Subject: Re: [ublas] considering the speed of axpy_prod
From: Umut Tabak (u.tabak_at_[hidden])
Date: 2012-01-02 10:44:50
On 01/02/2012 04:39 PM, Ungermann, Jörn wrote:
> Dear Oswin,
> the matrix-matrix multiplication is not really optimized.
> Please refer to my mail from 2010 for details
> The performance of the product kernels really depends on the majority of all three involved matrices and becomes *really* complicated, once you take into account all flavours of sparse matrices.
> It is ridicoulously easy to program a matrix-matrix-multiplication routine that is fast for any given, specific combination of involved matrices, but really, really, ahrd to be performant for a wide range of types and combination with a restricted set of kernels.

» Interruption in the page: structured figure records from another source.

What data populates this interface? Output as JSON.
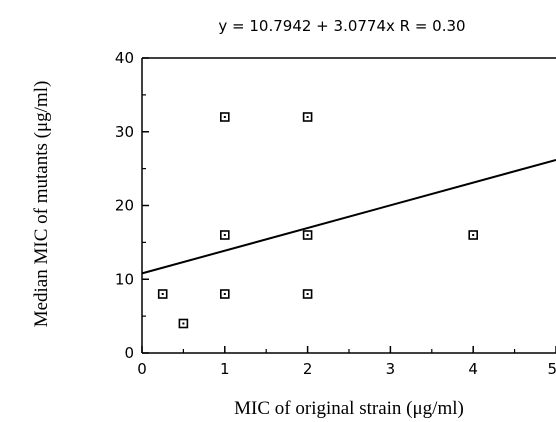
{
  "chart_data": {
    "type": "scatter",
    "title": "y = 10.7942 + 3.0774x   R = 0.30",
    "xlabel": "MIC of original strain (μg/ml)",
    "ylabel": "Median MIC of mutants (μg/ml)",
    "xlim": [
      0,
      5
    ],
    "ylim": [
      0,
      40
    ],
    "x_ticks": [
      0,
      1,
      2,
      3,
      4,
      5
    ],
    "y_ticks": [
      0,
      10,
      20,
      30,
      40
    ],
    "x_tick_labels": [
      "0",
      "1",
      "2",
      "3",
      "4",
      "5"
    ],
    "y_tick_labels": [
      "0",
      "10",
      "20",
      "30",
      "40"
    ],
    "points": [
      {
        "x": 0.25,
        "y": 8
      },
      {
        "x": 0.5,
        "y": 4
      },
      {
        "x": 1,
        "y": 8
      },
      {
        "x": 1,
        "y": 16
      },
      {
        "x": 1,
        "y": 32
      },
      {
        "x": 2,
        "y": 8
      },
      {
        "x": 2,
        "y": 16
      },
      {
        "x": 2,
        "y": 32
      },
      {
        "x": 4,
        "y": 16
      }
    ],
    "regression": {
      "intercept": 10.7942,
      "slope": 3.0774,
      "r": 0.3
    },
    "grid": false,
    "marker": "square-open",
    "colors": {
      "axis": "#000000",
      "marker": "#000000",
      "line": "#000000"
    }
  }
}
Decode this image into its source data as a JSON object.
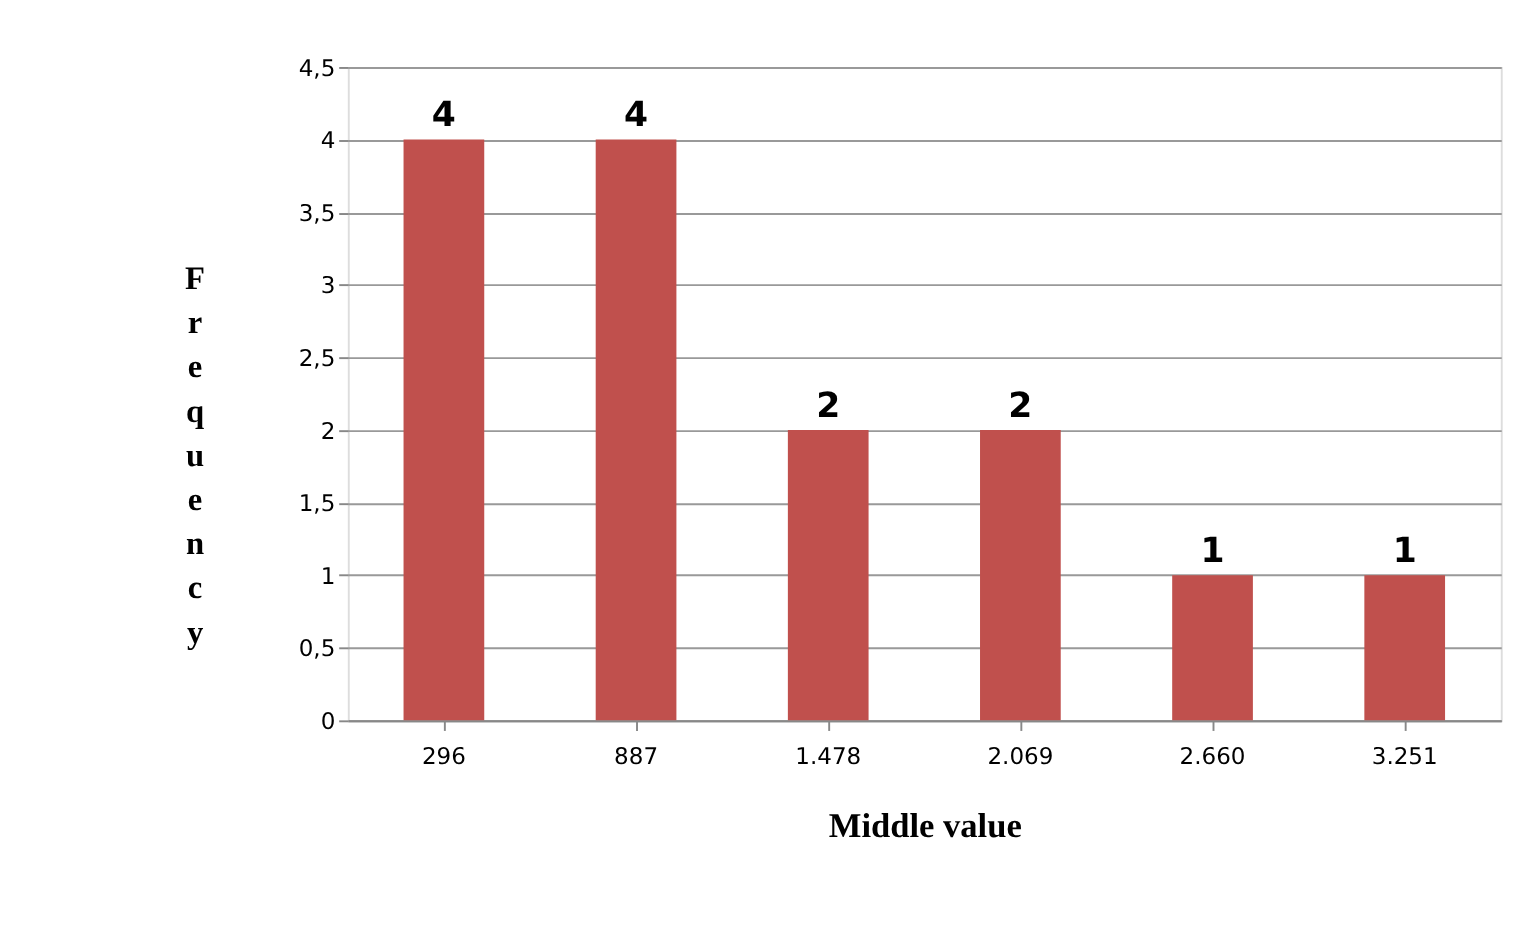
{
  "chart_data": {
    "type": "bar",
    "xlabel": "Middle value",
    "ylabel": "Frequency",
    "categories": [
      "296",
      "887",
      "1.478",
      "2.069",
      "2.660",
      "3.251"
    ],
    "values": [
      4,
      4,
      2,
      2,
      1,
      1
    ],
    "color": "#c0504d",
    "ylim": [
      0,
      4.5
    ],
    "yticks": [
      0,
      {
        "value": 0.5,
        "label": "0,5"
      },
      1,
      {
        "value": 1.5,
        "label": "1,5"
      },
      2,
      {
        "value": 2.5,
        "label": "2,5"
      },
      3,
      {
        "value": 3.5,
        "label": "3,5"
      },
      4,
      {
        "value": 4.5,
        "label": "4,5"
      }
    ],
    "grid": "y",
    "data_labels": true
  }
}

> We went forward and implemented cache-optimal, SSE using routines for our common matrix-vector / matrix-matrix product types (about 2000 LoC, quite fun to do). But this stuff wouldn't fit into uBLAS.
Dear Joern and Oswin,
Because of these issues, I would like to point out that I completely
left uBlas except some minor stuff.
I am not advertising MTL4 however that is more intuitive to use and
easier to interface with external libraries such as Intel MKL for
dense/sparse matrix operations.
Just as a side note: since I lost too much time with uBlas, I did not
want someone to experience the same. Take a look at MTL4, I am guessing
that you will not be disappointed.